THY kargo taşımacılığındaki payını artırdı
Türk Hava Yolları (THY) Yönetim Kurulu ve İcra Komitesi Başkanı İlker Aycı, yeni tip koronavirüs (Kovid-19) salgınına rağmen uluslararası kargo taşımacılığında pazar paylarını büyüttüklerini belirterek, "2020 yılı başında kargo uçakları ile 88 noktaya hizmet veriyorduk, an itibarıyla 96 noktaya operasyon düzenliyoruz" dedi.
THY Yönetim Kurulu ve İcra Komitesi Başkanı İlker Aycı, THY'nin, kargo taşımacılığı operasyonları ile hava yolu taşımacılığında 2021 beklentilerini değerlendirdi.
Dünya hava kargo taşımacılığının, küresel salgın nedeniyle geçen yılın ilk çeyreği sonu itibarıyla yolcu uçaklarındaki kapasitenin kullanılamamasının etkisiyle de daralma eğilimine girdiğini aktaran Aycı, THY olarak yolcu operasyonlarının durma noktasına geldiği dönemde kargo taşımacılığı alanında ivme katederek gerek kargo uçakları gerek kısmi olarak yolcu uçaklarıyla operasyonlarına devam ettiklerini söyledi.
Aycı, Uluslararası Hava Taşımacılığı Birliği (IATA) verilerine göre, 2020 yılı ocak-ekim döneminde uluslararası pazarın hacmi yüzde 20,8 daralırken Turkish Cargo'nun yüzde 0,4 artış gösterdiğinin altını çizerek, "Pazar payımızı yüzde 4,1’den (ocak) yüzde 4,7’ye (ocak-ekim) çıkardık. (entegratörler hariç). Bu gelişmeyle 2019'un ocak-ekim döneminde 8. sırada yer alırken, 2020'nin aynı döneminde 6. sıraya kadar yükseldik.
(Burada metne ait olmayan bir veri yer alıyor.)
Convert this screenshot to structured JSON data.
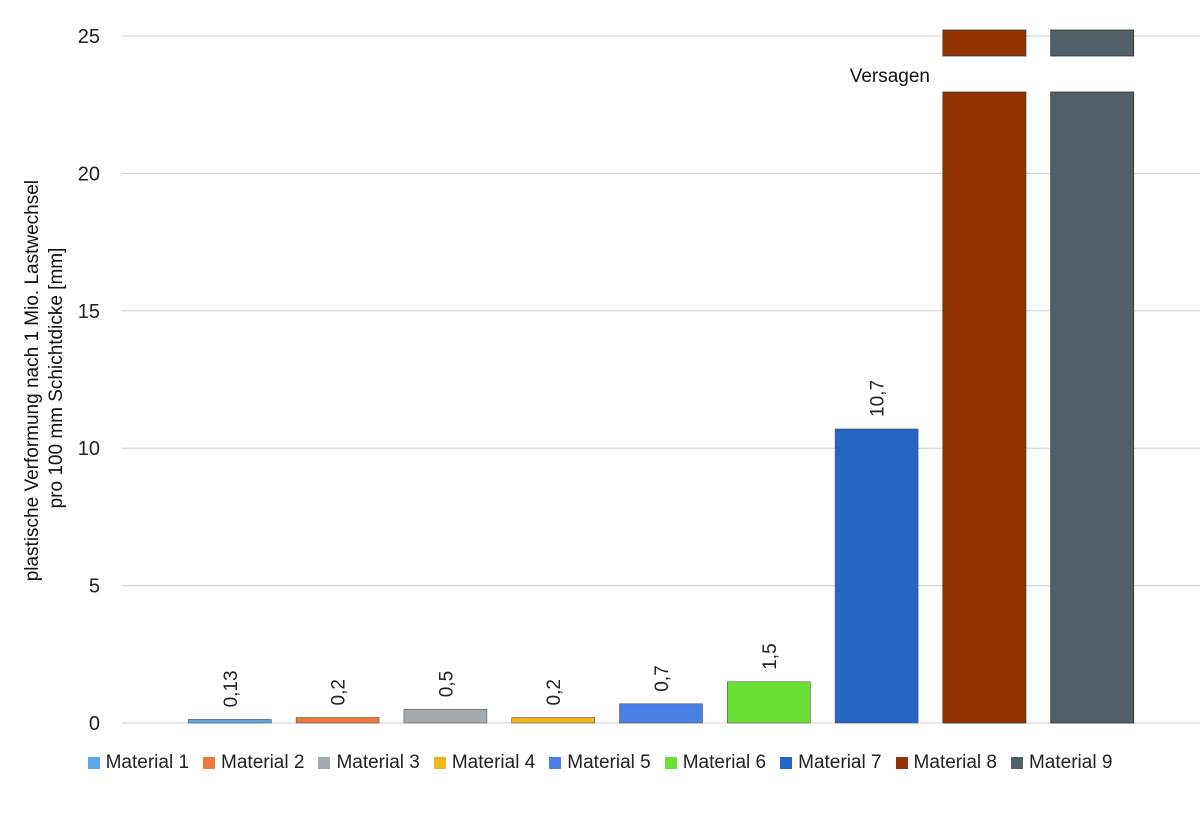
{
  "chart_data": {
    "type": "bar",
    "ylabel_lines": [
      "plastische Verformung nach 1 Mio. Lastwechsel",
      "pro 100 mm Schichtdicke [mm]"
    ],
    "xlabel": "",
    "ylim": [
      0,
      25
    ],
    "yticks": [
      "0",
      "5",
      "10",
      "15",
      "20",
      "25"
    ],
    "ytick_values": [
      0,
      5,
      10,
      15,
      20,
      25
    ],
    "grid": true,
    "legend_position": "bottom",
    "annotation": "Versagen",
    "series": [
      {
        "name": "Material 1",
        "value": 0.13,
        "label": "0,13",
        "color": "#5fa8e8"
      },
      {
        "name": "Material 2",
        "value": 0.2,
        "label": "0,2",
        "color": "#ed7a3a"
      },
      {
        "name": "Material 3",
        "value": 0.5,
        "label": "0,5",
        "color": "#a5aaae"
      },
      {
        "name": "Material 4",
        "value": 0.2,
        "label": "0,2",
        "color": "#f2b51d"
      },
      {
        "name": "Material 5",
        "value": 0.7,
        "label": "0,7",
        "color": "#4a7fe6"
      },
      {
        "name": "Material 6",
        "value": 1.5,
        "label": "1,5",
        "color": "#6ae034"
      },
      {
        "name": "Material 7",
        "value": 10.7,
        "label": "10,7",
        "color": "#2565c4"
      },
      {
        "name": "Material 8",
        "value": null,
        "label": "",
        "color": "#943400",
        "failed": true
      },
      {
        "name": "Material 9",
        "value": null,
        "label": "",
        "color": "#516066",
        "failed": true
      }
    ]
  }
}
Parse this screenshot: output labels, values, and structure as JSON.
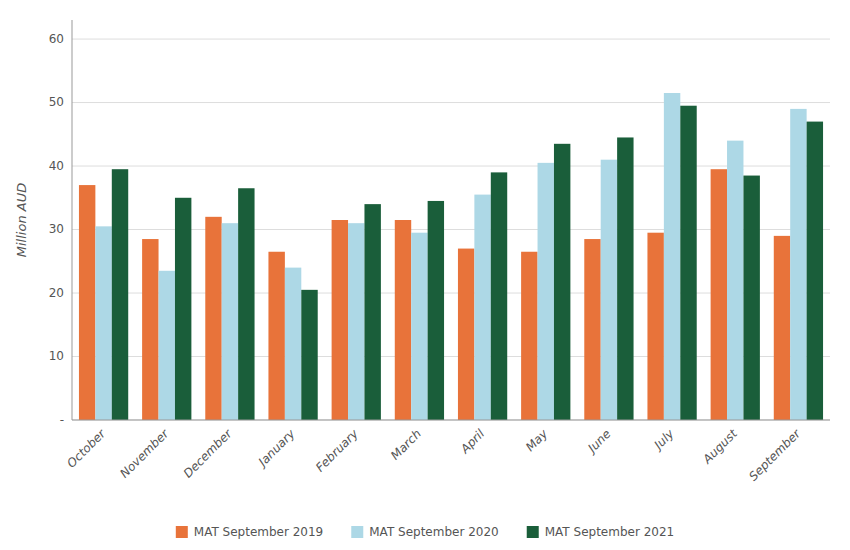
{
  "chart_data": {
    "type": "bar",
    "ylabel": "Million AUD",
    "categories": [
      "October",
      "November",
      "December",
      "January",
      "February",
      "March",
      "April",
      "May",
      "June",
      "July",
      "August",
      "September"
    ],
    "series": [
      {
        "name": "MAT September 2019",
        "color": "#E8733A",
        "values": [
          37.0,
          28.5,
          32.0,
          26.5,
          31.5,
          31.5,
          27.0,
          26.5,
          28.5,
          29.5,
          39.5,
          29.0
        ]
      },
      {
        "name": "MAT September 2020",
        "color": "#ADD8E6",
        "values": [
          30.5,
          23.5,
          31.0,
          24.0,
          31.0,
          29.5,
          35.5,
          40.5,
          41.0,
          51.5,
          44.0,
          49.0
        ]
      },
      {
        "name": "MAT September 2021",
        "color": "#1A5E3A",
        "values": [
          39.5,
          35.0,
          36.5,
          20.5,
          34.0,
          34.5,
          39.0,
          43.5,
          44.5,
          49.5,
          38.5,
          47.0
        ]
      }
    ],
    "ylim": [
      0,
      63
    ],
    "yticks": [
      {
        "value": 0,
        "label": "-"
      },
      10,
      20,
      30,
      40,
      50,
      60
    ],
    "grid": true,
    "legend": "bottom"
  }
}
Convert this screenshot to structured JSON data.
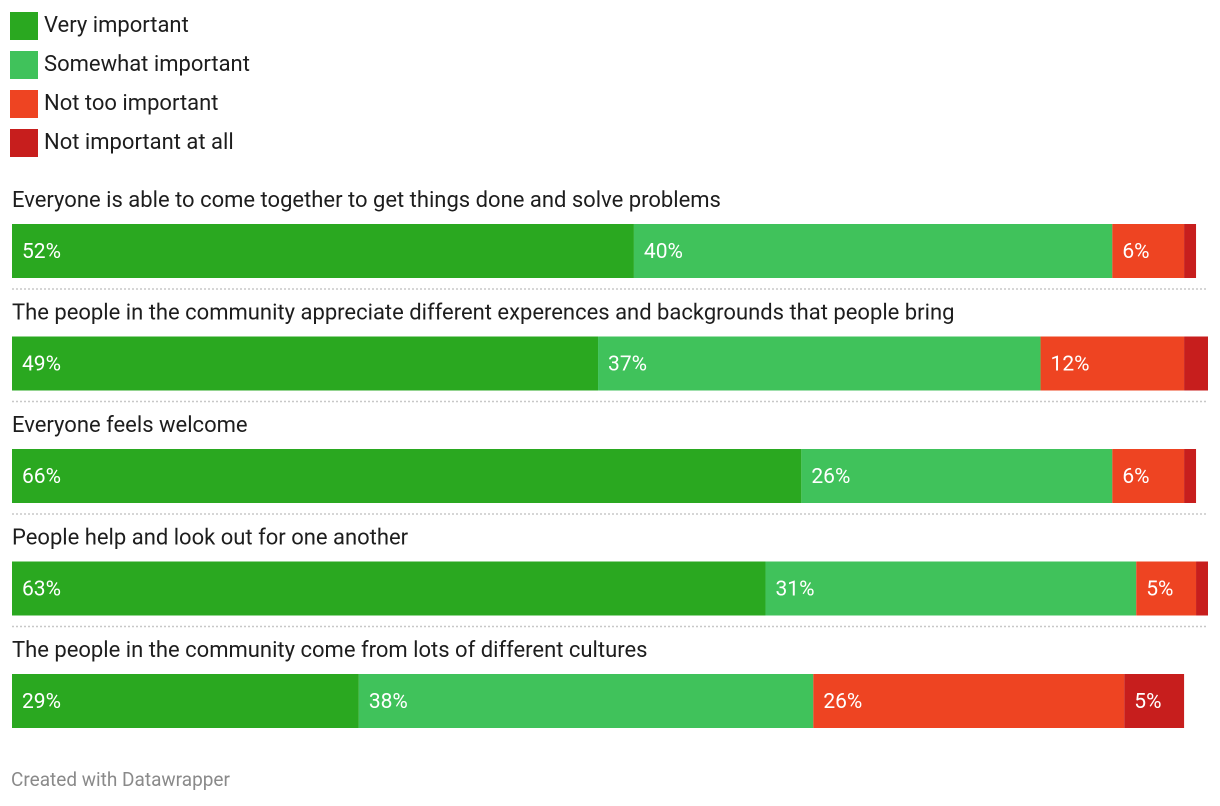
{
  "colors": {
    "very": "#2aa820",
    "somewhat": "#40c25b",
    "not_too": "#ee4422",
    "not_at_all": "#c71e1d"
  },
  "legend": [
    {
      "label": "Very important",
      "color": "#2aa820"
    },
    {
      "label": "Somewhat important",
      "color": "#40c25b"
    },
    {
      "label": "Not too important",
      "color": "#ee4422"
    },
    {
      "label": "Not important at all",
      "color": "#c71e1d"
    }
  ],
  "chart_data": {
    "type": "bar",
    "orientation": "horizontal-stacked",
    "unit": "%",
    "series_names": [
      "Very important",
      "Somewhat important",
      "Not too important",
      "Not important at all"
    ],
    "rows": [
      {
        "label": "Everyone is able to come together to get things done and solve problems",
        "values": [
          52,
          40,
          6,
          1
        ],
        "labels": [
          "52%",
          "40%",
          "6%",
          ""
        ]
      },
      {
        "label": "The people in the community appreciate different experences and backgrounds that people bring",
        "values": [
          49,
          37,
          12,
          2
        ],
        "labels": [
          "49%",
          "37%",
          "12%",
          ""
        ]
      },
      {
        "label": "Everyone feels welcome",
        "values": [
          66,
          26,
          6,
          1
        ],
        "labels": [
          "66%",
          "26%",
          "6%",
          ""
        ]
      },
      {
        "label": "People help and look out for one another",
        "values": [
          63,
          31,
          5,
          1
        ],
        "labels": [
          "63%",
          "31%",
          "5%",
          ""
        ]
      },
      {
        "label": "The people in the community come from lots of different cultures",
        "values": [
          29,
          38,
          26,
          5
        ],
        "labels": [
          "29%",
          "38%",
          "26%",
          "5%"
        ]
      }
    ],
    "xlim": [
      0,
      100
    ]
  },
  "footer": {
    "credit": "Created with Datawrapper"
  }
}
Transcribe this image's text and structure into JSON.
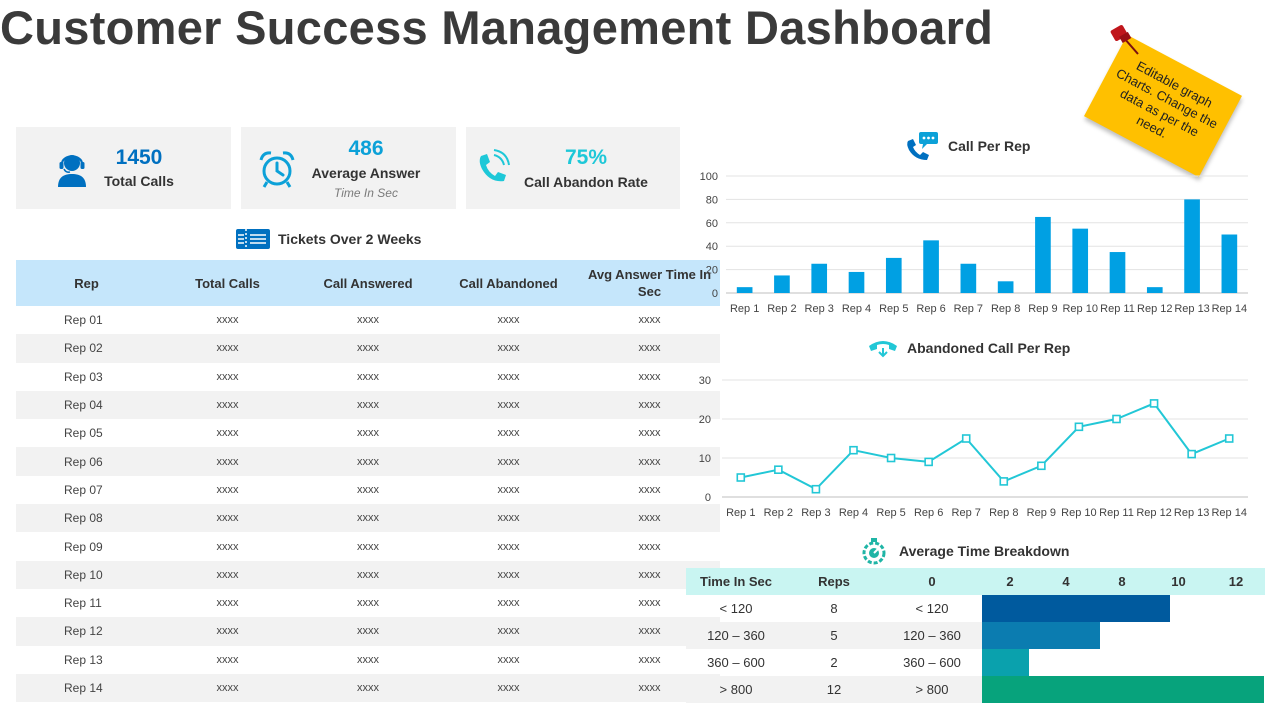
{
  "header": {
    "title": "Customer Success Management Dashboard"
  },
  "kpis": [
    {
      "value": "1450",
      "label": "Total Calls",
      "sub": "",
      "icon": "agent-headset-icon",
      "color": "#0070c0"
    },
    {
      "value": "486",
      "label": "Average Answer",
      "sub": "Time In Sec",
      "icon": "alarm-clock-icon",
      "color": "#0ca1d8"
    },
    {
      "value": "75%",
      "label": "Call Abandon Rate",
      "sub": "",
      "icon": "phone-ringing-icon",
      "color": "#1ec8d8"
    }
  ],
  "tickets": {
    "title": "Tickets Over 2 Weeks",
    "icon": "ticket-icon",
    "columns": [
      "Rep",
      "Total Calls",
      "Call Answered",
      "Call Abandoned",
      "Avg Answer Time In Sec"
    ],
    "rows": [
      [
        "Rep 01",
        "xxxx",
        "xxxx",
        "xxxx",
        "xxxx"
      ],
      [
        "Rep 02",
        "xxxx",
        "xxxx",
        "xxxx",
        "xxxx"
      ],
      [
        "Rep 03",
        "xxxx",
        "xxxx",
        "xxxx",
        "xxxx"
      ],
      [
        "Rep 04",
        "xxxx",
        "xxxx",
        "xxxx",
        "xxxx"
      ],
      [
        "Rep 05",
        "xxxx",
        "xxxx",
        "xxxx",
        "xxxx"
      ],
      [
        "Rep 06",
        "xxxx",
        "xxxx",
        "xxxx",
        "xxxx"
      ],
      [
        "Rep 07",
        "xxxx",
        "xxxx",
        "xxxx",
        "xxxx"
      ],
      [
        "Rep 08",
        "xxxx",
        "xxxx",
        "xxxx",
        "xxxx"
      ],
      [
        "Rep 09",
        "xxxx",
        "xxxx",
        "xxxx",
        "xxxx"
      ],
      [
        "Rep 10",
        "xxxx",
        "xxxx",
        "xxxx",
        "xxxx"
      ],
      [
        "Rep 11",
        "xxxx",
        "xxxx",
        "xxxx",
        "xxxx"
      ],
      [
        "Rep 12",
        "xxxx",
        "xxxx",
        "xxxx",
        "xxxx"
      ],
      [
        "Rep 13",
        "xxxx",
        "xxxx",
        "xxxx",
        "xxxx"
      ],
      [
        "Rep 14",
        "xxxx",
        "xxxx",
        "xxxx",
        "xxxx"
      ]
    ]
  },
  "sticky_note": {
    "text": "Editable graph Charts. Change the data as per the need.",
    "color": "#ffc000",
    "pin_icon": "pushpin-icon"
  },
  "chart_data": [
    {
      "type": "bar",
      "title": "Call Per Rep",
      "icon": "phone-chat-icon",
      "categories": [
        "Rep 1",
        "Rep 2",
        "Rep 3",
        "Rep 4",
        "Rep 5",
        "Rep 6",
        "Rep 7",
        "Rep 8",
        "Rep 9",
        "Rep 10",
        "Rep 11",
        "Rep 12",
        "Rep 13",
        "Rep 14"
      ],
      "values": [
        5,
        15,
        25,
        18,
        30,
        45,
        25,
        10,
        65,
        55,
        35,
        5,
        80,
        50
      ],
      "ylim": [
        0,
        100
      ],
      "yticks": [
        0,
        20,
        40,
        60,
        80,
        100
      ],
      "grid": true,
      "color": "#00a0e3"
    },
    {
      "type": "line",
      "title": "Abandoned Call Per Rep",
      "icon": "hangup-phone-icon",
      "categories": [
        "Rep 1",
        "Rep 2",
        "Rep 3",
        "Rep 4",
        "Rep 5",
        "Rep 6",
        "Rep 7",
        "Rep 8",
        "Rep 9",
        "Rep 10",
        "Rep 11",
        "Rep 12",
        "Rep 13",
        "Rep 14"
      ],
      "values": [
        5,
        7,
        2,
        12,
        10,
        9,
        15,
        4,
        8,
        18,
        20,
        24,
        11,
        15
      ],
      "ylim": [
        0,
        30
      ],
      "yticks": [
        0,
        10,
        20,
        30
      ],
      "grid": true,
      "markers": "hollow-square",
      "color": "#22c7d6"
    },
    {
      "type": "bar",
      "orientation": "horizontal",
      "title": "Average Time Breakdown",
      "icon": "stopwatch-gear-icon",
      "headers": [
        "Time In Sec",
        "Reps"
      ],
      "axis_ticks": [
        "0",
        "2",
        "4",
        "8",
        "10",
        "12"
      ],
      "categories": [
        "< 120",
        "120 – 360",
        "360 – 600",
        "> 800"
      ],
      "values": [
        8,
        5,
        2,
        12
      ],
      "bar_colors": [
        "#005a9e",
        "#0b7cb0",
        "#0aa1ad",
        "#07a37c"
      ]
    }
  ]
}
Diğer yandan uluslararası hava kargo bilgi sağlayıcısının (WACD) verilerine göre Turkish Cargo’nun gelir pazar payı ise ocak ayında yüzde 4,6 iken, ocak-kasım periyodunda yüzde 5,3’e yükselmiştir." diye konuştu.
Geçen yılın başında kargo uçakları ile 88 noktaya hizmet verdiklerine dikkati çeken Aycı, "Bu süreçte bazı spesifik noktalara olan kargo talebi artınca ilave kargo seferleri gerçekleştirdik. An itibarıyla 96 noktaya kargo uçaklarımızla operasyon düzenliyoruz." ifadelerini kullandı.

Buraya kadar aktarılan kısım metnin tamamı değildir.